Define the dictionary with the mapped drives

drive_map = {
“Mounts”: [
# Mapping the data directory
{
“source”: os.environ[“LOCAL_PROJECT_DIR”],
“destination”: “/workspace/tao-experiments”
},
# Mapping the specs directory.
{
“source”: os.environ[“LOCAL_SPECS_DIR”],
“destination”: os.environ[“SPECS_DIR”]
},
]
}

Writing the mounts file.

with open(mounts_file, “w”) as mfile:
json.dump(drive_map, mfile, indent=4)

I guess my question is why doesn’t this notebook run seemlessly when the only thing I changed what the %env LOCAL_PROJECT_DIR=YOUR_LOCAL_PROJECT_DIR_PATH variable that was supposed to be changed?

Above is your local path.

This is a path defined for docker inside.

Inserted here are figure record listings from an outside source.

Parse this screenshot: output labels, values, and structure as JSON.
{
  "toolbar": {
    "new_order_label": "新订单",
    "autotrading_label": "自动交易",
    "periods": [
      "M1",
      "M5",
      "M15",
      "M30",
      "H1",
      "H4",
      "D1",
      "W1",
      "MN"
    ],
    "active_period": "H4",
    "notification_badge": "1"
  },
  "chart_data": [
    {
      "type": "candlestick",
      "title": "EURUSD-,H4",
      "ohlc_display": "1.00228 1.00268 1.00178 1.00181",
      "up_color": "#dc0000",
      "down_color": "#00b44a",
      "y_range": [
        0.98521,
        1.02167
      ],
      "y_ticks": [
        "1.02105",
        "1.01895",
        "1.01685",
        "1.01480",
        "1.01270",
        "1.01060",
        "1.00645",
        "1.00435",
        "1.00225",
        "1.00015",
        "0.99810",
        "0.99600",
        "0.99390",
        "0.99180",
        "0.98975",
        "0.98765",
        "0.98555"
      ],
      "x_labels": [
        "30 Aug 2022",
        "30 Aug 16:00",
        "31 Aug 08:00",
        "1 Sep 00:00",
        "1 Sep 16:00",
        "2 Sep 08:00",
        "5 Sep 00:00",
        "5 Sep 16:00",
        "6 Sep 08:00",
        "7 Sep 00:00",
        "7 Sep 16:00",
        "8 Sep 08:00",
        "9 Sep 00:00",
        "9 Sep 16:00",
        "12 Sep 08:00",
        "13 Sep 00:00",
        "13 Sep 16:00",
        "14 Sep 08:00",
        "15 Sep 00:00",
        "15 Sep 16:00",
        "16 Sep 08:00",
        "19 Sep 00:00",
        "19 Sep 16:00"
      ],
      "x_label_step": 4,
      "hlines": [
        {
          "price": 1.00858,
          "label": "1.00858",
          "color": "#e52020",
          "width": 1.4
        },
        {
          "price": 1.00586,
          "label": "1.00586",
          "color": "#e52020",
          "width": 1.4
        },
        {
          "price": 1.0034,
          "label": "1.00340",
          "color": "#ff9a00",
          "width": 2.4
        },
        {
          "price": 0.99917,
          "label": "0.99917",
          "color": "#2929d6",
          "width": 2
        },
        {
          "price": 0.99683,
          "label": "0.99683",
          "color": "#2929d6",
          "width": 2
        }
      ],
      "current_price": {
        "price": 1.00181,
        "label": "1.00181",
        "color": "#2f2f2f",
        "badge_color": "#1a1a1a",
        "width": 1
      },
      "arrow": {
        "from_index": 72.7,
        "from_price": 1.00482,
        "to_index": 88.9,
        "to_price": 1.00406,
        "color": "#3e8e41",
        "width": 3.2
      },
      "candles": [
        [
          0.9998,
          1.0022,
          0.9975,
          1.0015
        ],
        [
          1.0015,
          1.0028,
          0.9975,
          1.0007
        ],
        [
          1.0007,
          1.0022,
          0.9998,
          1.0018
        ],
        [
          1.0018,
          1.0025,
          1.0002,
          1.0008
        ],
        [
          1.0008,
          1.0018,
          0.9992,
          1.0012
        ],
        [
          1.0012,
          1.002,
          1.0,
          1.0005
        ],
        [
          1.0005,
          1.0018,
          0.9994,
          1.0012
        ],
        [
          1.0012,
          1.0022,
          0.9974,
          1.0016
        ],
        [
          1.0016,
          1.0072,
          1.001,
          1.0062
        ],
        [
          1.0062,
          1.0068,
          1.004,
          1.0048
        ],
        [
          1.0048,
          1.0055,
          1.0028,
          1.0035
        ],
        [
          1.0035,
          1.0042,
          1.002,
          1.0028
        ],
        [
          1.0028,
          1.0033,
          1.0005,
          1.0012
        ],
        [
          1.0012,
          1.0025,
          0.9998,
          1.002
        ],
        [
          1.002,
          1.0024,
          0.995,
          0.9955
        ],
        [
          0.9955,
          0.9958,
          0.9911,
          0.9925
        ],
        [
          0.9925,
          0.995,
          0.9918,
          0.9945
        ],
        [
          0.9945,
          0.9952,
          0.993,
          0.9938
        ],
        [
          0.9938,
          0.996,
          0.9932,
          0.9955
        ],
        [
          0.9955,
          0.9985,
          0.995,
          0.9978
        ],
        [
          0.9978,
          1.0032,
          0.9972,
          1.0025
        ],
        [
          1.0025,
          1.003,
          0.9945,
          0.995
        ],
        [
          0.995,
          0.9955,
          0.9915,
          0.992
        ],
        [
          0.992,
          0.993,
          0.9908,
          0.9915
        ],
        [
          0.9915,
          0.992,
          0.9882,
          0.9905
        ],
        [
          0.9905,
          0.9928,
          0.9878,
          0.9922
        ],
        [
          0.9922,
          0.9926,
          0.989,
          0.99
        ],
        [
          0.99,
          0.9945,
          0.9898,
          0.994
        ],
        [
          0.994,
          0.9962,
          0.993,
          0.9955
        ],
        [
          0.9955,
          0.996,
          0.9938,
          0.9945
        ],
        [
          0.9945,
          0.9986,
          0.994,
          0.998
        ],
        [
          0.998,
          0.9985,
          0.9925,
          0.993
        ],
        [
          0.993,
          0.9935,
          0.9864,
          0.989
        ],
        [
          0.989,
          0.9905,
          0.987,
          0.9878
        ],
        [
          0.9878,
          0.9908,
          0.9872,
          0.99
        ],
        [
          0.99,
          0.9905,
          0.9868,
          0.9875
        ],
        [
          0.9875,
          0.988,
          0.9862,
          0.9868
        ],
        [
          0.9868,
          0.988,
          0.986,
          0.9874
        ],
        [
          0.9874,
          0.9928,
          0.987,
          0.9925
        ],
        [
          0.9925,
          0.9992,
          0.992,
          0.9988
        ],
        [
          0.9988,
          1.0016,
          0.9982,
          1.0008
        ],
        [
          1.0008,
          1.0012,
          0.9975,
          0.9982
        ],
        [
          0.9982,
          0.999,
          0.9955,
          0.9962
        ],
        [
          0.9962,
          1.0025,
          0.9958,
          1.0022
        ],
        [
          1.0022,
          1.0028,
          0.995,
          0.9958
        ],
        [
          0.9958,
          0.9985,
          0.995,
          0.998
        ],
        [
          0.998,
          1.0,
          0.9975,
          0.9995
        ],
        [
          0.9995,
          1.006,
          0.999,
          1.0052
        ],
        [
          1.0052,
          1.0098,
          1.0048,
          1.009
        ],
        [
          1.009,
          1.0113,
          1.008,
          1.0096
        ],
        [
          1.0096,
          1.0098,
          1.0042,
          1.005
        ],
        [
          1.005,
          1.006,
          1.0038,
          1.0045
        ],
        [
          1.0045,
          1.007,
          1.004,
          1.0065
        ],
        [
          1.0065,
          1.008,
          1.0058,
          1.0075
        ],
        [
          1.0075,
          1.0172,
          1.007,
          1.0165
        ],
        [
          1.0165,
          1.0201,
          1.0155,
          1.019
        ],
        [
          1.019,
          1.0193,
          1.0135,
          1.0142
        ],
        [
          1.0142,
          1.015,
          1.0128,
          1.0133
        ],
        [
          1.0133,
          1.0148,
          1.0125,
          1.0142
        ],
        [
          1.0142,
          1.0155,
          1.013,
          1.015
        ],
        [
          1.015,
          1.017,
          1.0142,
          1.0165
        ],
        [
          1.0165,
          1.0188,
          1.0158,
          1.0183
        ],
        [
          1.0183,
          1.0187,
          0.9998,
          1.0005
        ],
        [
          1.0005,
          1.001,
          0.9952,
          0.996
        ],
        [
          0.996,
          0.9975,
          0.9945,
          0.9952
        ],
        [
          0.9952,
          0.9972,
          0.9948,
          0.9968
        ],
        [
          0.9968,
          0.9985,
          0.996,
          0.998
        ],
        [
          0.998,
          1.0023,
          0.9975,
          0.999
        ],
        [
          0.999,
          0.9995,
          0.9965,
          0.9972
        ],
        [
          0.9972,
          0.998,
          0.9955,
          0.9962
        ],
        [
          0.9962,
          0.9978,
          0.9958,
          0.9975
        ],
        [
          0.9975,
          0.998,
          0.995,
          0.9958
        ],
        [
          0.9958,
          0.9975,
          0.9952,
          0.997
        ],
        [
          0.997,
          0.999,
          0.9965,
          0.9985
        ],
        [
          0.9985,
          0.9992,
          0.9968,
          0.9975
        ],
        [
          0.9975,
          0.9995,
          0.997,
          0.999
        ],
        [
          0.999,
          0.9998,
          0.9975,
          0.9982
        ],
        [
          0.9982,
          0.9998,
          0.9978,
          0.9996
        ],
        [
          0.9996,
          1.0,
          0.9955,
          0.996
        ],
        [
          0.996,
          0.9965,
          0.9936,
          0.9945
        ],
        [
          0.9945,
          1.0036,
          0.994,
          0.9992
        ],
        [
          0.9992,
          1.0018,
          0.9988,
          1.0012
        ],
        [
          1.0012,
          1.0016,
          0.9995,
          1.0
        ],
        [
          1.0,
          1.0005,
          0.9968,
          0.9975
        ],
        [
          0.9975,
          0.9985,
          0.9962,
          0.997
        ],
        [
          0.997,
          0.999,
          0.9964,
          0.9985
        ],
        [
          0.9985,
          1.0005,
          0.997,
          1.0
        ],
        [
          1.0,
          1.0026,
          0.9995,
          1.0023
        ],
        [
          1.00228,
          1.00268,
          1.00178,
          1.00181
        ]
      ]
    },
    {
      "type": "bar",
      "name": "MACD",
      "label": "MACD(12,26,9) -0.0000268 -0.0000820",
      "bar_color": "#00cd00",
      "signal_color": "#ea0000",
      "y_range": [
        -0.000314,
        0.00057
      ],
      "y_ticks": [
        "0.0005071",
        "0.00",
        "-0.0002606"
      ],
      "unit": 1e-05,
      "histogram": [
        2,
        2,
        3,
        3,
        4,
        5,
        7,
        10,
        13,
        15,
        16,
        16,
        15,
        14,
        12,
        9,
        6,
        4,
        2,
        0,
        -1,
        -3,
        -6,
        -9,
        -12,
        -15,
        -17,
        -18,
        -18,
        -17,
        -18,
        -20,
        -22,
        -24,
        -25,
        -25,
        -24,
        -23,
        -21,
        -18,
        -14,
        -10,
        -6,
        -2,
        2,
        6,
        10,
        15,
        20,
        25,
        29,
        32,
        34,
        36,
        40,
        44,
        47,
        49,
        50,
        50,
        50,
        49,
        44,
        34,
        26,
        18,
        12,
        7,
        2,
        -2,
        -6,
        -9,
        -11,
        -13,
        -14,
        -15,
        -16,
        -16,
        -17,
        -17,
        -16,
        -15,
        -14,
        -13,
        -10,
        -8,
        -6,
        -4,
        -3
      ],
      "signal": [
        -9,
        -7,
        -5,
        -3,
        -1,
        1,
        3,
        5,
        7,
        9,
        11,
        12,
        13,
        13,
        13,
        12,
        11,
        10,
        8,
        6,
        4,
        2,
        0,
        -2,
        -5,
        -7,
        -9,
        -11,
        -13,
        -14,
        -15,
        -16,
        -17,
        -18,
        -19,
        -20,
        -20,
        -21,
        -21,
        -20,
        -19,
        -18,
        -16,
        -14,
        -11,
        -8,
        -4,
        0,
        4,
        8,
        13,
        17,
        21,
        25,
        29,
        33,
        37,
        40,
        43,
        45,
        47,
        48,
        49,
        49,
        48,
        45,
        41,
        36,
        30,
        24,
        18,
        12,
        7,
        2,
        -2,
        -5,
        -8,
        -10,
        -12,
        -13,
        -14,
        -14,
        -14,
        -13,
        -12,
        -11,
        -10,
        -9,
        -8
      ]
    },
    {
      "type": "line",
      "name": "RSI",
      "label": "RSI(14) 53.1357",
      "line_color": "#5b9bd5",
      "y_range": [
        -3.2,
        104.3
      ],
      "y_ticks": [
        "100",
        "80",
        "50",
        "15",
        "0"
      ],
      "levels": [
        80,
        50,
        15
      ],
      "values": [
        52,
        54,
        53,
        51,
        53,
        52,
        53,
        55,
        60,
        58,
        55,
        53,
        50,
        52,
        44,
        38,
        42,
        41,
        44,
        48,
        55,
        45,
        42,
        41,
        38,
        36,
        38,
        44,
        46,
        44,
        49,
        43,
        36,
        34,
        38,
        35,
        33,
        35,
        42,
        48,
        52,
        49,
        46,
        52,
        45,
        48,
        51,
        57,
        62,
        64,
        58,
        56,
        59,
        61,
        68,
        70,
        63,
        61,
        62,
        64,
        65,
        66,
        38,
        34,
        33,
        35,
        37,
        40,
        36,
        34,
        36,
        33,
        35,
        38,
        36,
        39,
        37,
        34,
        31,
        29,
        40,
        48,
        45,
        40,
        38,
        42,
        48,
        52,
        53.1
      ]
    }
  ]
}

So, it is needed to change the pretrained model in your training spec file.
See tao_tutorials/notebooks/tao_launcher_starter_kit/yolo_v4/specs/yolo_v4_train_resnet18_kitti.txt at main · NVIDIA/tao_tutorials · GitHub. This path should be a path inside the docker.

Thanks, the training process has finally started

This topic was automatically closed 14 days after the last reply. New replies are no longer allowed.